I order seared cacao-marinated tuna with spiced aubergine salad, coriander and cacao pulp yoghurt, and a side of white chocolate mash potato. It’s delicious; the mash potato tastes nothing like white chocolate, it’s peppery and soft. In a similar vein, Thirlwell hopes to help re-create the grand old tradition of dedicated drinking chocolate houses popular in the eighteenth century. He wants people to see hot cocoa as they once did, an invigorating daytime drink, rather than something for bed time.
There is also the hotel on the company’s plantation on St Lucia, which is profitable and at 80 per cent occupancy four years after opening. It was the scene of his proudest moment, when Prince Charles visited the functional plantation which Thirlwell owns and from where he sources much of the cocoa. “My father came over from Barbados to host the visit. Seeing the look on his face was brilliant.”
There have been bad moments too, including when Hotel Chocolat closed its two US stores. The market has been notoriously hard for overseas retailers to crack; Tesco failed, Pret a Manger took 10 years to make it a success. For now Thirlwell is content to serve American clientele with the St Lucia hotel, as two-thirds of its guests come from the US. That may help build a following for Hotel Chocolat over time, which could mean re-opening stores in the States.

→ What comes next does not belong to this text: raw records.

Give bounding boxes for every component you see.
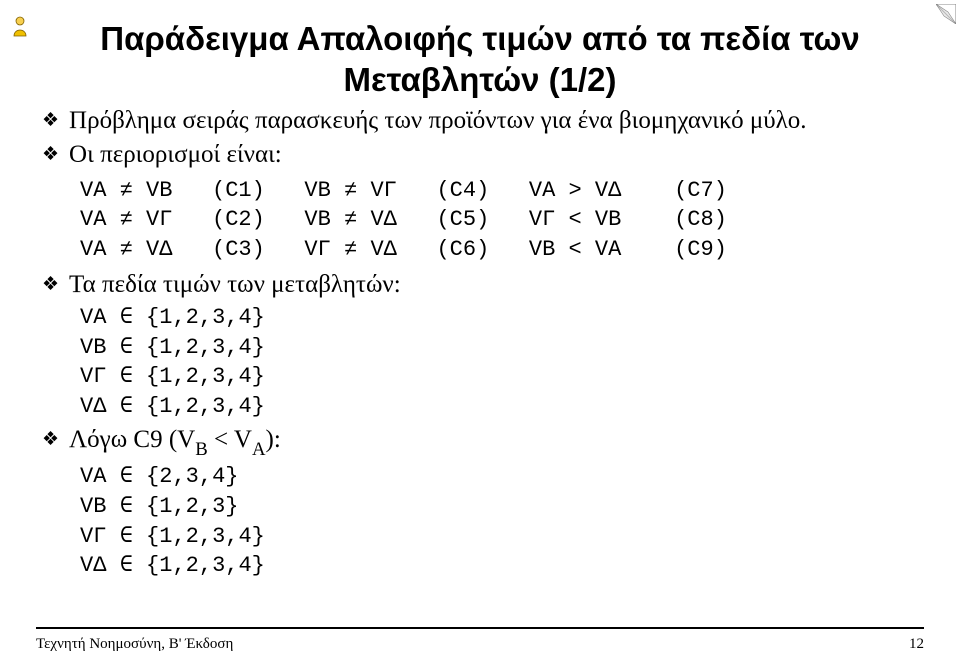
slide-body: ❖ Πρόβλημα σειράς παρασκευής των προϊόντ… xyxy=(40,105,920,581)
footer-text: Τεχνητή Νοημοσύνη, Β' Έκδοση xyxy=(36,636,233,653)
domains-block-2: VΑ ∈ {2,3,4} VΒ ∈ {1,2,3} VΓ ∈ {1,2,3,4}… xyxy=(80,462,920,581)
title-line-2: Μεταβλητών (1/2) xyxy=(344,61,617,98)
paragraph-c9: Λόγω C9 (VB < VA): xyxy=(69,424,281,460)
bullet-item: ❖ Πρόβλημα σειράς παρασκευής των προϊόντ… xyxy=(42,105,920,138)
paragraph-constraints-intro: Οι περιορισμοί είναι: xyxy=(69,139,282,172)
page-corner-icon xyxy=(936,4,956,24)
paragraph-domains-intro: Τα πεδία τιμών των μεταβλητών: xyxy=(69,269,401,302)
c9-before: Λόγω C9 (V xyxy=(69,426,195,453)
footer-page-number: 12 xyxy=(909,636,924,653)
diamond-bullet-icon: ❖ xyxy=(42,107,59,135)
slide: Παράδειγμα Απαλοιφής τιμών από τα πεδία … xyxy=(0,0,960,669)
diamond-bullet-icon: ❖ xyxy=(42,271,59,299)
c9-after: ): xyxy=(266,426,281,453)
slide-icon xyxy=(8,14,32,38)
c9-sub-b: B xyxy=(195,439,208,460)
constraints-block: VΑ ≠ VΒ (C1) VΒ ≠ VΓ (C4) VΑ > VΔ (C7) V… xyxy=(80,176,920,265)
slide-title: Παράδειγμα Απαλοιφής τιμών από τα πεδία … xyxy=(40,18,920,101)
domains-block-1: VΑ ∈ {1,2,3,4} VΒ ∈ {1,2,3,4} VΓ ∈ {1,2,… xyxy=(80,303,920,422)
footer-divider xyxy=(36,627,924,629)
paragraph-problem: Πρόβλημα σειράς παρασκευής των προϊόντων… xyxy=(69,105,806,138)
diamond-bullet-icon: ❖ xyxy=(42,141,59,169)
title-line-1: Παράδειγμα Απαλοιφής τιμών από τα πεδία … xyxy=(100,20,860,57)
bullet-item: ❖ Οι περιορισμοί είναι: xyxy=(42,139,920,172)
c9-mid: < V xyxy=(208,426,252,453)
c9-sub-a: A xyxy=(252,439,266,460)
bullet-item: ❖ Τα πεδία τιμών των μεταβλητών: xyxy=(42,269,920,302)
diamond-bullet-icon: ❖ xyxy=(42,426,59,454)
bullet-item: ❖ Λόγω C9 (VB < VA): xyxy=(42,424,920,460)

The biggest blooper during Thirlwell’s career was when a thyme flavoured white chocolate creation received the worst ratings for a whole decade. “One customer said it tasted like engine oil, that he could not get the taste out of his mouth for weeks,” he laughs. He diplomatically says the chefs “got a bit close to the flavour”, which I think is a euphemism to describe how horribly pungent it was.
ANGUS THIRLWELL CV
Company name: Hotel Chocolat
Founded: 2004
Turnover: £85m per annum
Number of staff: 1,200
International presence: Three stores in Copenhagen and a hotel and spa in St Lucia
Job title: Chief executive and co-founder
Business partner: Peter Harris
Age: 52
Studied: French and economics at Sheffield University, but left before graduating. Later, a business qualification at Cranfield School of Management
Favourite Business Book: The Advantage: Why organisational health trumps everything else in business, by Patrick Lencioni
Talents: Visionary
Heroes: My father
Career highlight: When Prince Charles visited my cocoa plantation in St Lucia
Awards: Has received nearly 40 awards and accolades for everything from the quality of the chocolate and the restaurant, to brand appeal.